14h03 : Dr. Nut – Vous aimez lire le journal, avec attention apparemment…
L’architecte – Dans mon métier c’est important d’être informé.
Dr. Nut (qui réprime à grand mal un ricanement) – Et c’est en lisant Le Parisien que s’informe un architecte ?
L’architecte – Tout à fait. J’adore les faits divers par exemple, je suis toujours étonné à quel point la réalité dépasse souvent l’imagination. Vous-même devez partager mon avis, Xavier Dupont de Ligonnès par exemple, vous lui courez encore après, ha ha ha.
Dr. Nut (apparemment curieux) – En effet… Et là vous lisiez quoi, la rubrique des femmes blondes disparues ?
L’architecte (qui ne relève pas l’ironie) – Pas du tout, je lisais les pages immobilier. C’est là que l’on découvre les nouveaux projets mis en vente près de chez soi. Le nom de l’architecte n’est jamais mentionné mais cela n’a pas d’importance, peu importe l‘auteur – enfin, l’auteur, c’est un grand mot désormais – puisqu’il s’agit de bâtiments de logements vendus en série et hors de prix à des gogos séduits par la communication imbécile des promoteurs, des industriels et des politiques.
Dr. Nut – Vous, en revanche, vous vous sentez légitime dans votre métier n’est-ce pas ?

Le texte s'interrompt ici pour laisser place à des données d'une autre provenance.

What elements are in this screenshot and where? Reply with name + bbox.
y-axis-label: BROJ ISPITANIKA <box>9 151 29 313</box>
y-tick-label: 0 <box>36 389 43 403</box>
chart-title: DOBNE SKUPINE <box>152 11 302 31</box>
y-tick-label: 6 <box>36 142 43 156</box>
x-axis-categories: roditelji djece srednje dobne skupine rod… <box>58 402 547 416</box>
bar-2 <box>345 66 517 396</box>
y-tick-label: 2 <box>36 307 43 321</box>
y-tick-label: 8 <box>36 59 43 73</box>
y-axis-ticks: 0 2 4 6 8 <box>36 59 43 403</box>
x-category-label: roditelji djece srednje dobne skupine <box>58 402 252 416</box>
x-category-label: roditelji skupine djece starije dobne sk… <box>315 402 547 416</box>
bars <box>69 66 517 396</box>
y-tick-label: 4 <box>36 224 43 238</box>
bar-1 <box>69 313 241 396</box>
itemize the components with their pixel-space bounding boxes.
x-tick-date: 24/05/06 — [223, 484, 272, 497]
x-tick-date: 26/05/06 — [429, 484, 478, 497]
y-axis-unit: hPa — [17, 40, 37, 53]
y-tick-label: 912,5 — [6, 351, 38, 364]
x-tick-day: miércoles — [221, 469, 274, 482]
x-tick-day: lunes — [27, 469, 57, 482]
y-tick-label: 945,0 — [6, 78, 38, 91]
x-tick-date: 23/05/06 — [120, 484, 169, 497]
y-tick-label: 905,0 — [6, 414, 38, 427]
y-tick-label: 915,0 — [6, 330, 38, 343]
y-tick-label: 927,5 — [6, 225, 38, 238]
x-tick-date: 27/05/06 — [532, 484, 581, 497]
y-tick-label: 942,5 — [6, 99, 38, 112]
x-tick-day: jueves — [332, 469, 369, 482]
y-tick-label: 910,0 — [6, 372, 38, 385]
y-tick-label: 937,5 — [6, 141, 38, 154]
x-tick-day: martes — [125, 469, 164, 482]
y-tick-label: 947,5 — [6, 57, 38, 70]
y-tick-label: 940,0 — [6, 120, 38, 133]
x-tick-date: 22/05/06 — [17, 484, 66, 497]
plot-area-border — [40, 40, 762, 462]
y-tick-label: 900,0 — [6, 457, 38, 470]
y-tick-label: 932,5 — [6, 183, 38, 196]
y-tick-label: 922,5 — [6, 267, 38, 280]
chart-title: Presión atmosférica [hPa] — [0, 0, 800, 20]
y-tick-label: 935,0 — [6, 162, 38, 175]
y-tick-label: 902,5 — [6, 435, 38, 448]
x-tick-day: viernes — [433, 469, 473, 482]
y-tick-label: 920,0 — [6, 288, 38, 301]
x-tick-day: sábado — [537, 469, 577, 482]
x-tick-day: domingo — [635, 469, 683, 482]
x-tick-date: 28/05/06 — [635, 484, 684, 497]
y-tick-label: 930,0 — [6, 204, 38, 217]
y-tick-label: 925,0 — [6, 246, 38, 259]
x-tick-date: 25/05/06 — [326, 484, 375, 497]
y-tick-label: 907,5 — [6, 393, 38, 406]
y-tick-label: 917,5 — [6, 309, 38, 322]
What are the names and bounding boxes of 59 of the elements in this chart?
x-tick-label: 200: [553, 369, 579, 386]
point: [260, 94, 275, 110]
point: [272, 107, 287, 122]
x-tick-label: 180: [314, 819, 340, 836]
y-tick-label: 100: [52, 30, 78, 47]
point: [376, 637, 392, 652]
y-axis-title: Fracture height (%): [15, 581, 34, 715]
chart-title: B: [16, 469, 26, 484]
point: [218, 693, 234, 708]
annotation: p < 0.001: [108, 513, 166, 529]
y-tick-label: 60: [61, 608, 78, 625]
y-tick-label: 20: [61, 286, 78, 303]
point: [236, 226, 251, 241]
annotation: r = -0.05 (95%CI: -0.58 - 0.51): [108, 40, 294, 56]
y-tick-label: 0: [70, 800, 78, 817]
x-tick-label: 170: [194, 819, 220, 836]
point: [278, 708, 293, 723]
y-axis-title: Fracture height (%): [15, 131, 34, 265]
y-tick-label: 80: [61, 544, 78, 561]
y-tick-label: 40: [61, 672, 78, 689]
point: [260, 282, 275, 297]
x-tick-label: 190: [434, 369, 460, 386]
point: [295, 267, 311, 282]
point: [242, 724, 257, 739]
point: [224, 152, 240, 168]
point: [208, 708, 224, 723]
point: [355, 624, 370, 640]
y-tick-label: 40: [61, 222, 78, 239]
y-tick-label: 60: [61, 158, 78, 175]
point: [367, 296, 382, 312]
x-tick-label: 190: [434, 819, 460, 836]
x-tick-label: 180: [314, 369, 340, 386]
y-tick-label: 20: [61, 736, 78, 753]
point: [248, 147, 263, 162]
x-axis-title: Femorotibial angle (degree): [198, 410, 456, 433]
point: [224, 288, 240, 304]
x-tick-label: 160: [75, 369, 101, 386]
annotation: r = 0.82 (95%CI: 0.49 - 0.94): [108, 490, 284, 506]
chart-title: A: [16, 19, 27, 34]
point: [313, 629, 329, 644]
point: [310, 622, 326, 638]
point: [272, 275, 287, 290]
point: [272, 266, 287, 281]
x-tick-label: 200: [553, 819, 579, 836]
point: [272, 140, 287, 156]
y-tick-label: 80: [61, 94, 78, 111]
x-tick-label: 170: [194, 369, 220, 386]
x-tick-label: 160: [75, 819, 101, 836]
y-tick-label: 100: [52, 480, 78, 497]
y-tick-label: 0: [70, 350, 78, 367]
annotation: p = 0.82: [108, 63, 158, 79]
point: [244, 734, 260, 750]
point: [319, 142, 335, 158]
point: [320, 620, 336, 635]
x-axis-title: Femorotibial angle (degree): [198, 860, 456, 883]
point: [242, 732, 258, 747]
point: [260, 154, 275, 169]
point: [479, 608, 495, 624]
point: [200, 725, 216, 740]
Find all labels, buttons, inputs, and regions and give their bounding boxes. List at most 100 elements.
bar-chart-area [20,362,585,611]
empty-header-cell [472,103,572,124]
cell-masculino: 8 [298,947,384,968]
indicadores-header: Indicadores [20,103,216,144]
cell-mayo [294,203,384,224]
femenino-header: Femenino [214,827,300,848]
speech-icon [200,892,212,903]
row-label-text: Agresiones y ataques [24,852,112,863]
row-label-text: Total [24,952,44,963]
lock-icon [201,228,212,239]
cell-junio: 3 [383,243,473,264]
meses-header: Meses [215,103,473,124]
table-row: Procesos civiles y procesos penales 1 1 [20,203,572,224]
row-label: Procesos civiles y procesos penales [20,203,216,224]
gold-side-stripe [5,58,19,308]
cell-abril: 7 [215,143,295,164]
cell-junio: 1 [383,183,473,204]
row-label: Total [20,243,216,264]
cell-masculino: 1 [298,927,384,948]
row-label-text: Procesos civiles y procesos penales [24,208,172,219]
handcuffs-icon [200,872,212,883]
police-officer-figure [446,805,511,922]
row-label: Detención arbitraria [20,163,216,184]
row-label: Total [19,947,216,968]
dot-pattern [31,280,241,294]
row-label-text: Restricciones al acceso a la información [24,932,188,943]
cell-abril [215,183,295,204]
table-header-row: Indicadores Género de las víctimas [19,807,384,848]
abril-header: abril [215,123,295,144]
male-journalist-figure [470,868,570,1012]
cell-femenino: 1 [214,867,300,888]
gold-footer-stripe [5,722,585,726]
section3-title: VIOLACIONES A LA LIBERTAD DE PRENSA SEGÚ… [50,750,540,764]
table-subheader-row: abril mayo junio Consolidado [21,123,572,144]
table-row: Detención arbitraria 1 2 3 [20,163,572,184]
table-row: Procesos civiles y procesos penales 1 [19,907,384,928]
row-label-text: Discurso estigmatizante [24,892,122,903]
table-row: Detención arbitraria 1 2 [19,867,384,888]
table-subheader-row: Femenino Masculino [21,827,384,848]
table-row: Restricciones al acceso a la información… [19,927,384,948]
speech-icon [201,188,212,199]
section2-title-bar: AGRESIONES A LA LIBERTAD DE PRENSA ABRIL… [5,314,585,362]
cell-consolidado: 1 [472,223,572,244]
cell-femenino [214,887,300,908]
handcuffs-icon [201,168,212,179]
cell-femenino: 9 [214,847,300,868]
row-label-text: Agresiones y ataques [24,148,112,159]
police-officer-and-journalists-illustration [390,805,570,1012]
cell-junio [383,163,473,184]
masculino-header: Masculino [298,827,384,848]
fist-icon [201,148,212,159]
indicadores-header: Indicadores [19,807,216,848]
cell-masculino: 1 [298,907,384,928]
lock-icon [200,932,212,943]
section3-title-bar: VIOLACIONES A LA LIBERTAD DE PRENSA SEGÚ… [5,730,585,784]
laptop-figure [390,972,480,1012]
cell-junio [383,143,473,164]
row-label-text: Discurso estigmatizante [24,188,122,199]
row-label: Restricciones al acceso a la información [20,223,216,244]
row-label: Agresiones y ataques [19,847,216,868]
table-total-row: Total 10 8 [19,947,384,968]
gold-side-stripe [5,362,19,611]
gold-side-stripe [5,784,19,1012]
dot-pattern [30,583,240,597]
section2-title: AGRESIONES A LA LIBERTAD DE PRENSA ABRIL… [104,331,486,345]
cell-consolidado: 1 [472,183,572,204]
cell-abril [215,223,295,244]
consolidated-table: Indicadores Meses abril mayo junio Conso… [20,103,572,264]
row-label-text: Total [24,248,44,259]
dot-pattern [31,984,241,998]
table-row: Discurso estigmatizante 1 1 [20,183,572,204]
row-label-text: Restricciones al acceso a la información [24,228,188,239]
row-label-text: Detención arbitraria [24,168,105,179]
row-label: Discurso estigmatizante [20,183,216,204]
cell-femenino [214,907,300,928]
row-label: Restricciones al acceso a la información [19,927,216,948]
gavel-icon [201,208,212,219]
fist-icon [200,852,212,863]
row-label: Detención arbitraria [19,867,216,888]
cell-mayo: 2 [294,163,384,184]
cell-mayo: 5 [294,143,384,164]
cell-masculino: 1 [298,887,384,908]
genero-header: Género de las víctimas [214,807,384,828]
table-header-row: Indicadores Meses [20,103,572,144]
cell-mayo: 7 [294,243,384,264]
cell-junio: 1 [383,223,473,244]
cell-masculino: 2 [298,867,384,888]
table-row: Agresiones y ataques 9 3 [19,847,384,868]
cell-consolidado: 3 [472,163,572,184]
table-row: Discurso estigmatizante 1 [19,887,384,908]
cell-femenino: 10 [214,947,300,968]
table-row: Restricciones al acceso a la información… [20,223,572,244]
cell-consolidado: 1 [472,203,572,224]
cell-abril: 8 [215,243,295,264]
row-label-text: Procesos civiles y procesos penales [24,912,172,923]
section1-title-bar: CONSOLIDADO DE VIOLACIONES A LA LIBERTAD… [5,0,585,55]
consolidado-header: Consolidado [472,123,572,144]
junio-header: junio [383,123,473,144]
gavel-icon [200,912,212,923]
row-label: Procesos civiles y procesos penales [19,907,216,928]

L’architecte – La légitimité, grande question. Après plus de trente ans de carrière, il me faut admettre que je suis architecte et sans doute légitime à ce titre, après tout je suis inscrit à l’ordre des architectes. Mais la légitimité est autre chose. Vous le savez déjà sans doute, j’ai été élevé par ma mère dans un milieu modeste loin de l’architecture dont la vocation me vient peut-être d’un parrain qui m’offrait des livres d’architecture car il avait noté que j’aimais dessiner. Mais bon, je suis arrivé à l’école d’architecture comme un provincial timide et même si cela ne se voyait pas de l’extérieur, j’en suis sorti comme le provincial timide que j’étais. Disons qu’aujourd’hui, j’ai pris suffisamment confiance en moi pour être devenu un Parisien timide, ha ha ha.
Dr. Nut (qui reste patient) – Ce que je veux dire est que s’il est question d’architecture, on peut vous considérer comme un expert ? Vous savez de quoi vous parlez…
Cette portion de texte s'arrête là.